Costs of Whitehall PFI buildings ‘eye-watering’, says government property head

15 Nov 12

The executive director of the Government Property Unit has said the costs of Whitehall’s Private Finance Initiative buildings ‘stick in my throat’ and he hopes to reopen the agreements in the future.

Speaking yesterday at CIPFA’s National Asset Management Conference, Bruce Mann said the three central government PFI offices cost three times as much per desk as freehold offices.

He said: ‘It sticks in my throat that, in terms of central government, we are locked into three PFI deals that, in the cold light of day, don’t look to me like the best deal the government has everdone.’

Mann told delegates that the GPU, which was established by the Cabinet Office in 2010 to find efficiency savings, plans to reduce the number of central government buildings occupied in London from 213 to 22 or 23 by 2018. It also aims to reduce the number of buildings occupied outside London from around 860 to around 120.

Implementing this strategy was the current priority as around £150m a year is being wasted through the inefficient use of government buildings, he said.

The ‘imperative for change’ is the projected surplus between the number of workspaces the government offices will have, and the projected number of civil servants in the future. ‘The gap is, as I put it to departments, wasted taxpayers’ money, about £150m a year,’ he said.

However, after ‘today’s issue’ of saving these ‘hundreds of millions of pounds – which can be got at, in my view, quite easily’ – had been resolved Mann wanted to ‘get inside’ the PFI deals for renegotiation.

When comparing the costs per seat of freehold, leasehold and PFI buildings, ‘my eyes water every time I look at the PFI numbers, it is that simple’, he said.

‘I recognise that in many cases, certainly in the three PFI buildings in the Whitehall area, that is a function of the fact that the PFI contractors went in and made good some deeply historic neglect of these buildings. Therefore there is, if you want to think of it that way, some investment costs that need to be paid back.

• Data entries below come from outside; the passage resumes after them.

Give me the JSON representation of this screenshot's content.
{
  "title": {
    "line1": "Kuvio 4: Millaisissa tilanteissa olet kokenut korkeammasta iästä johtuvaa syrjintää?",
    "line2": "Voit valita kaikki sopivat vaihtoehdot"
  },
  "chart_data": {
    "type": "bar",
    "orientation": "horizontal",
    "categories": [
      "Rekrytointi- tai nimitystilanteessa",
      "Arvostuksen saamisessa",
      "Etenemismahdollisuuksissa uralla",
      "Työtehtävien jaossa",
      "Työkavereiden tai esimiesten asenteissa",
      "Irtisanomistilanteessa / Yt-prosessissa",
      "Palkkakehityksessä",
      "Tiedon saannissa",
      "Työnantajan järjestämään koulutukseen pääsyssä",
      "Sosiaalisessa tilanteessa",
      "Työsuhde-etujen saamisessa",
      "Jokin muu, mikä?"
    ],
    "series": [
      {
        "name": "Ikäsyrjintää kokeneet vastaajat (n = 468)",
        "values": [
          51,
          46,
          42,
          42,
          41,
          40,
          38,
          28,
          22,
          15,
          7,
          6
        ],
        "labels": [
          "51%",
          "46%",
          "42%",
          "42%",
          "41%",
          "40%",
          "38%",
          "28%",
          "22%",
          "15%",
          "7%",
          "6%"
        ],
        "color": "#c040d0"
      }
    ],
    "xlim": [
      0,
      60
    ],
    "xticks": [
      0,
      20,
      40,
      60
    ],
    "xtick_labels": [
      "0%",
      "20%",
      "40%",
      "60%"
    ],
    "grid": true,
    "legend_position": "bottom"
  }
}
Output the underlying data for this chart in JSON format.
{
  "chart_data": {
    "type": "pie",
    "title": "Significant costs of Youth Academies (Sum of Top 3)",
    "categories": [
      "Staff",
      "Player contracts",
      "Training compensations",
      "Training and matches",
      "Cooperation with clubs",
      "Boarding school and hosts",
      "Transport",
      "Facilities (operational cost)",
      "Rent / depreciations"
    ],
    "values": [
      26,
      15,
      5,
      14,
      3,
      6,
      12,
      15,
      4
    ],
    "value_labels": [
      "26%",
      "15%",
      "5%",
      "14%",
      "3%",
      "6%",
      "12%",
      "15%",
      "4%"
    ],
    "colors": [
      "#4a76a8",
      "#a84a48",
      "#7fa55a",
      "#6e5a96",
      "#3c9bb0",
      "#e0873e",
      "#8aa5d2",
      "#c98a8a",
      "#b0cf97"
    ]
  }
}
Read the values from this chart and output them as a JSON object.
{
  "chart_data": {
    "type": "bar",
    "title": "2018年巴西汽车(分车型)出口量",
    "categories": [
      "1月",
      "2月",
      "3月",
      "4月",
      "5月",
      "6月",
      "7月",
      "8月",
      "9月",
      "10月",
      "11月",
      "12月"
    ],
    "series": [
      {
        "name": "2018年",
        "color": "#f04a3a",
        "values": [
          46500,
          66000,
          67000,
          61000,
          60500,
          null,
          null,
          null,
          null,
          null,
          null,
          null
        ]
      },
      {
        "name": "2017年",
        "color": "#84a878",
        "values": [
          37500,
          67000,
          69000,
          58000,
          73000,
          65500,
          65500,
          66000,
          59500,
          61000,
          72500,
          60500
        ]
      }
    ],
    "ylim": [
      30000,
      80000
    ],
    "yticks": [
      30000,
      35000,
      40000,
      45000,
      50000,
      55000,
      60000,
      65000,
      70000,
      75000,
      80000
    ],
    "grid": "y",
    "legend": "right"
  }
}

‘On the other hand, if I look at those PFI deals, I see some financing numbers which look to me extraordinary, speaking personally. In the medium term, I would quite like to get inside those PFI deals. It is not today’s issue… but I wouldn’t half mind getting inside some of those because I think there’s money to be had.’

However, changes to any PFI deal would require individual negotiation of each, with ‘no central lever we can pull’, he added.

‘There’s no simple mechanism, which means it’s going to be a hard grinding every inch of the way on those, but I think there’s money inside there we ought to be going for. In the meantime, they’re not bad buildings, they’re quite popular, and we can use them for the strategy I described to test out some of new working environments.’

Mann told PF that the Treasury had improved its liaison with the GPU since the Public Accounts Committee criticised it for standing in the way of property sharing earlier this year.

The PAC report was based on an examination by the National Audit Office in December 2011. Mann said that since then the Treasury had ‘kept going’ with work to agree property-sharing deals between departments.

The department was now being ‘quite creative about some financial solutions which enable package deals to be done’. These can include some ‘lubrication’ of property revamps to then free assets for sale or other purposes, he added.

‘They are seeing the bigger picture, which four months ago [when Mann took the post at the GPU] I was quite worried about. I won’t say we have a new set of rules or anything like that, but we are moving in that direction.’